Homozygous Loss of Septin12, but not its Haploinsufficiency, Leads to Male Infertility and Fertilization Failure

Abstract

The SEPTIN12 gene has been associated with male infertility. Male Septin12 ^+/- chimera mice were infertile, supporting the prevailing view that SEPTIN12 haploinsufficiency causes male infertility. In this study, we identified a heterozygous mutation on SEPTIN12, c.72C>A (p.Cys24Ter) in the male partner of a patient couple, who had a previous fertilization failure (FF) after intracytoplasmic sperm injection (ICSI) and became pregnant after ICSI together with artificial oocyte activation (AOA). To investigate the role of SEPTIN12 in FF and oocyte activation, we constructed Septin12 knockout mice. Surprisingly, Septin12 ^-/- male mice, but not Septin12 ^+/- male mice, are infertile, and have reduced sperm counts and abnormal sperm morphology. Importantly, AOA treatment enhances the 2-cell embryo rate of ICSI embryos injected with Septin12 ^-/- sperm, indicating that FF caused by male Septin12 deficiency is overcome by AOA. Mechanistically, loss of PLCζ around the acrosome might be the reason for FF of Septin12 ^-/- sperm. Taken together, our data indicated that homozygous knockout of Septin12, but not Septin12 haploinsufficiency, leads to male infertility and FF.
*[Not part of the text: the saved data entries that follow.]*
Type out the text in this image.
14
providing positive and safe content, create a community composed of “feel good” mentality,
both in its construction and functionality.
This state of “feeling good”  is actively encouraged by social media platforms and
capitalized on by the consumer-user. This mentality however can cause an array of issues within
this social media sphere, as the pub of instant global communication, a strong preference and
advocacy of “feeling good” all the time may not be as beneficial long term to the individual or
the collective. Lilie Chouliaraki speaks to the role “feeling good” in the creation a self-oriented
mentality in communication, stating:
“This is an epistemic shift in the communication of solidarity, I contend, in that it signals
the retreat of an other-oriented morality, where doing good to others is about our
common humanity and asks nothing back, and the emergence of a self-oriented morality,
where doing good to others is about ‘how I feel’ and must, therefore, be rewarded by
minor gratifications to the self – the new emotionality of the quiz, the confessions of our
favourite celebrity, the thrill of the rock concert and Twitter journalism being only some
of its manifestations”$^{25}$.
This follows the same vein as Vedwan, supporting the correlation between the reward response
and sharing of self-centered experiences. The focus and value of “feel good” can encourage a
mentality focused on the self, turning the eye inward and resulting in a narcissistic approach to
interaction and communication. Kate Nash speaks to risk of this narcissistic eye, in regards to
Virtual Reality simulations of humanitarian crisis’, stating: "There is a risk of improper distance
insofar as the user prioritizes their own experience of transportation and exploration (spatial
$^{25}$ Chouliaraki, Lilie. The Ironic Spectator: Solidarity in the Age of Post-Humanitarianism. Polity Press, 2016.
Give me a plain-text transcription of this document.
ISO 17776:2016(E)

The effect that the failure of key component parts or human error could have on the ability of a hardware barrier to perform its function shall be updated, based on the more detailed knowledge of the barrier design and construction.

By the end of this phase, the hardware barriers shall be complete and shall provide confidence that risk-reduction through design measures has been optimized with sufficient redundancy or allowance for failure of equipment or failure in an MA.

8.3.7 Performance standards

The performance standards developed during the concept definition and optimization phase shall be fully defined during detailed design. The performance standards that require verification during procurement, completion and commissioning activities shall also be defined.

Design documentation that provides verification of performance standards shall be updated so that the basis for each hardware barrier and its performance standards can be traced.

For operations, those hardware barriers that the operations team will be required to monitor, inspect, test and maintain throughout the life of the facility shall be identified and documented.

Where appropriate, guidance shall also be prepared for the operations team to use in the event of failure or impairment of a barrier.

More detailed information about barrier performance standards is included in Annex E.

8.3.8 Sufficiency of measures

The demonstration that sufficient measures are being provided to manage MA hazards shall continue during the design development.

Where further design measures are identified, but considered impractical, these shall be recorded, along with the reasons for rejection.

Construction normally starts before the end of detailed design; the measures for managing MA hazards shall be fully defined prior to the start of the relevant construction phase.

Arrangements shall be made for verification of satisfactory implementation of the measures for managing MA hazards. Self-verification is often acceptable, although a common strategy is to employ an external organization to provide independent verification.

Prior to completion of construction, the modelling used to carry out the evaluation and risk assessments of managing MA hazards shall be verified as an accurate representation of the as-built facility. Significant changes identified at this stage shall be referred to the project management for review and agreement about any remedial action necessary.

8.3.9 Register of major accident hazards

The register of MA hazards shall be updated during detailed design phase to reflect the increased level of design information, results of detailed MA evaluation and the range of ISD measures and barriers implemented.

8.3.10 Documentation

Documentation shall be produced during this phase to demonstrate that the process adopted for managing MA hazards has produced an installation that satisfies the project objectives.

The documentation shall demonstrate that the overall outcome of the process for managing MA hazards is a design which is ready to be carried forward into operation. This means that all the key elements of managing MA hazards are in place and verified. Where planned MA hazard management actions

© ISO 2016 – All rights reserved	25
Keywords: SEPTIN12; calcium oscillation; fertilization failure; male infertility; oocyte activation.

FIGURE 1

Male infertility of Septin12 ^−/− mice. (A) Sequencing chromatograph showing the c.72C>A mutation on SEPTIN12 in the male patient. (B) Schematic illustration of the strategy for knocking out the Septin12 gene by CRISPR/Cas9. Genotyping primers F1, R1, and R2 are marked by arrows. (C) Genotyping of WT, Septin12 ^+/−, and Septin12 ^−/− mice by PCR. A 371 bp band is amplified from the WT allele with primers F1 and R1, while a 608 bp band is amplified from the KO allele with primers F1 and R2. (D) Male fertility of WT, Septin12 ^+/−, and Septin12 ^−/− mice.

FIGURE 2

Abnormal sperm morphology and motility in Septin12 ^−/− male mice. (A) The morphology of the testis from WT, Septin12 ^+/−, and Septin12 ^−/− mice. (B) Testis weight of WT, Septin12 ^+/−, and Septin12 ^−/− mice (n = 5 for each genotype). NS stands for not statistically significant. (C,D) Hematoxylin and eosin staining of testis (C) and epididymis (D) sections from WT, Septin12 ^+/−, and Septin12 ^−/− mice. Scale bars, 100 μm. (E–H) Sperm count (E), morphology (F,G), and motility (H) of WT, Septin12 ^+/−, and Septin12 ^−/− mice (n = 5 for each genotype). Sperms were isolated from the epididymis. The data are represented as means ± SD, ***p < 0.001. (F) Scale bars, 10 μm. (I) Ca²⁺ oscillation profiles of ICSI embryos with sperms from WT mice (left panel) or Sept12 ^−/− mice (right panel). The numbers in parentheses denote the fraction of embryos presented in the plots. The numerator is the number of ICSI embryos represented in the plot from two independent experiments, and the denominator is the total number of ICSI embryos from two independent experiments.

FIGURE 3

Disturbed distribution of PLCζ and acrosome malformation in Septin12 ^−/− spermatozoa. (A,B) Immunofluorescence staining of PLCζ (A) and SEPTIN12 (B) in spermatozoa isolated from the epididymis of WT, Septin12 ^+/−, and Septin12 ^−/− mice. Scale bars: 10 μm. (A) The PLCζ signal at the acrosome region is marked by solid white triangle, and the dashed triangle shows the lack of PLCζ signal at the acrosome region of Septin12 ^−/− spermatozoa. (B) The signals of SEPTIN12 at the neck and annulus are indicated by solid white arrows and triangles, respectively. Dashed arrow and triangle point to the neck and annulus without SEPTIN12 signal. (C,D) Immunofluorescence staining of PLCζ (C) and acrosome (D) in testis sections of WT, Septin12 ^+/−, and Septin12 ^−/− mice. Enlarge images are shown in the right side. Scale bars: 50 μm. (D) The acrosome was stained by Alexa Fluor 488-lectin-PNA. (E) Immunofluorescence staining of acrosome in spermatozoa isolated from the epididymis of WT, Septin12 ^+/−, and Septin12 ^−/− mice. Scale bar: 10 μm.